As Protestants, we all too often want to jump quickly past confession and repentance straight to grace and forgiveness. But the Catholic liturgy contains a penitential prayer that says in part: “I confess to almighty God, and to you, my brothers and sisters, that I have greatly sinned in my thoughts and in my words, in what I have done and in what I have failed to do, through my fault, through my fault, through my most grievous fault…” I encountered this prayer on Saturday night and felt so overwhelmed by grief and sorrow that I understood why many in the past, when confronted by God’s holiness, felt compelled to repent in sackcloth and ashes.

The gospel does not make sense until we confess our sins and truly repent…and not just via a one time “sinners’ prayer” either. I am becoming increasingly convinced that repentance is an ongoing lifestyle in which we renounce our sinful, selfish ways and acknowledge that, while there is now no condemnation in Christ Jesus, we are in desperate need of Him daily… hourly… constantly.

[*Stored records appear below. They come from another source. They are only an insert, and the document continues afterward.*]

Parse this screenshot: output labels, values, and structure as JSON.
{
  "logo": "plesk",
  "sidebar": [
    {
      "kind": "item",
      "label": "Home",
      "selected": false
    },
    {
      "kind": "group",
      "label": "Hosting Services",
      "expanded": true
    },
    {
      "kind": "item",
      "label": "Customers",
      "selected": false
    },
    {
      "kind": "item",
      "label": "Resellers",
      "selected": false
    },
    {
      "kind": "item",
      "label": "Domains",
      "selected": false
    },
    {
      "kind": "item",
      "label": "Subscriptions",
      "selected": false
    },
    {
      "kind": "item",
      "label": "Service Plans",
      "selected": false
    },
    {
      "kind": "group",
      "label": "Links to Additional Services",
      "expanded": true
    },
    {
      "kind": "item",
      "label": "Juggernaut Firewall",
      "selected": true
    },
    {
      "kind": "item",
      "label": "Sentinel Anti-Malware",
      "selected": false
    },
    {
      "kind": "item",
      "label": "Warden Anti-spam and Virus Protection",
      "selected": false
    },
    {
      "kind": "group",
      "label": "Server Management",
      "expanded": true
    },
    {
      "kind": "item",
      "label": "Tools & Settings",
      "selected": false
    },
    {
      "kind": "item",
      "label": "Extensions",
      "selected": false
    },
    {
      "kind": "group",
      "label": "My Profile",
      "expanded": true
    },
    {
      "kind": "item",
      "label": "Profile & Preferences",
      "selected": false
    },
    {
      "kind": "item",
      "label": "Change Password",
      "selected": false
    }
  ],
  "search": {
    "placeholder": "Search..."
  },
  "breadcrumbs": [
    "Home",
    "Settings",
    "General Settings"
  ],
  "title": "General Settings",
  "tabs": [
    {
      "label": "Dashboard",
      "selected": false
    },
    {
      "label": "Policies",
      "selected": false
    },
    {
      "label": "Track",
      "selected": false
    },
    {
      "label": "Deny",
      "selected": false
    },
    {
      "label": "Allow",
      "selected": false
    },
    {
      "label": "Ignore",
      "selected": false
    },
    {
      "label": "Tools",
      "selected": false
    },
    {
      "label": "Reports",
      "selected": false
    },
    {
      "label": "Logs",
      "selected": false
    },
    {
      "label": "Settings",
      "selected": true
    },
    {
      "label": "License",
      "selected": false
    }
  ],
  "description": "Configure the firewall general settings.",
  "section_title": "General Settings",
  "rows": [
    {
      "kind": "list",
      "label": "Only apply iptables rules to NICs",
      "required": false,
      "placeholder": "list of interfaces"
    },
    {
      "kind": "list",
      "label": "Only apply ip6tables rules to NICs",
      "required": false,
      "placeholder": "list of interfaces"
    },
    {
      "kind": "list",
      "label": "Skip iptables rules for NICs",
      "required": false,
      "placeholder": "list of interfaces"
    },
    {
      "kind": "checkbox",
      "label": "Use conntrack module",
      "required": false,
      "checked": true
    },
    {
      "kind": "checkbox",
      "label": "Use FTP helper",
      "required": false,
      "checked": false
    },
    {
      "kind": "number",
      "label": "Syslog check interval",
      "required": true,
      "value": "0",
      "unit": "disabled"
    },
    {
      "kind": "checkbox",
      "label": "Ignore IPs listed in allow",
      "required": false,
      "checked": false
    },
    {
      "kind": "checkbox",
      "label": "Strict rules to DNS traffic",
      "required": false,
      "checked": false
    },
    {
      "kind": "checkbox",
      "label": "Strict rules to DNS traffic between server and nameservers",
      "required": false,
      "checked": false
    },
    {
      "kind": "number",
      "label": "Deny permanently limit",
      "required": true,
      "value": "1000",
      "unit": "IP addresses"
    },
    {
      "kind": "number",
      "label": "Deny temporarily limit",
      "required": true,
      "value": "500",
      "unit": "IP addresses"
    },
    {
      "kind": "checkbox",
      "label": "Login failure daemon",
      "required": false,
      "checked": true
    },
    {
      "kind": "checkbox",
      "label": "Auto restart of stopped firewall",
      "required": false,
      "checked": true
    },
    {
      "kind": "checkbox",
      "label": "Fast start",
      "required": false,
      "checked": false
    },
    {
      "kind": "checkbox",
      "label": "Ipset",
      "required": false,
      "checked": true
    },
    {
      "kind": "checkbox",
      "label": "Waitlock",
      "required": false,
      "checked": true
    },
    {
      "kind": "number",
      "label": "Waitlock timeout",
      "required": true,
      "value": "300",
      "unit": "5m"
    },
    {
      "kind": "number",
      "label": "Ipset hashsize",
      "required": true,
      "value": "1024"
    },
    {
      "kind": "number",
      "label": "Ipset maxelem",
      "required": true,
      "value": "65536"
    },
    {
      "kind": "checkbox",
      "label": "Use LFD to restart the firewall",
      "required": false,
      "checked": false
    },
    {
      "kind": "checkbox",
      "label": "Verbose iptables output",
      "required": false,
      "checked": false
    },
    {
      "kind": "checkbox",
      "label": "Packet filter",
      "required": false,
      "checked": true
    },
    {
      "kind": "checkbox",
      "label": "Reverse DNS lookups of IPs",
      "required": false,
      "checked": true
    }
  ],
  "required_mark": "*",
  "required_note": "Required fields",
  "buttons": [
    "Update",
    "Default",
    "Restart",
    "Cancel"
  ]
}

It’s not just that I don’t love as I should, it’s that I can’t — hence my overwhelming need for transformation, for more of Jesus, for the constant indwelling of the Holy Spirit. I want to love what He loves and, in order to do that, I need to get to know Him a lot more than I already do. I need the constant presence of Jesus in my life so that, the more time I spend with Him, the more I become like Him. 

The good news is that He rewards those who seek Him…and in His presence is fullness of joy.

“Love is patient and kind; love does not envy or boast; it is not arrogant or rude. It does not insist on its own way; it is not irritable or resentful; it does not rejoice at wrongdoing, but rejoices with the truth. Love bears all things, believes all things, hopes all things, endures all things.”

– ‭‭1 Corinthians‬ ‭13:4-7‬ ‭ESV‬‬

May I learn, more and more, to love like Jesus. May my hard heart be continually and forever broken until I can truly love like I should.

Updated to add:

The other good news is that He is truly wonderful beyond words and, the more we know Him, the more He captivates our hearts. That in turn makes all the difference in the world.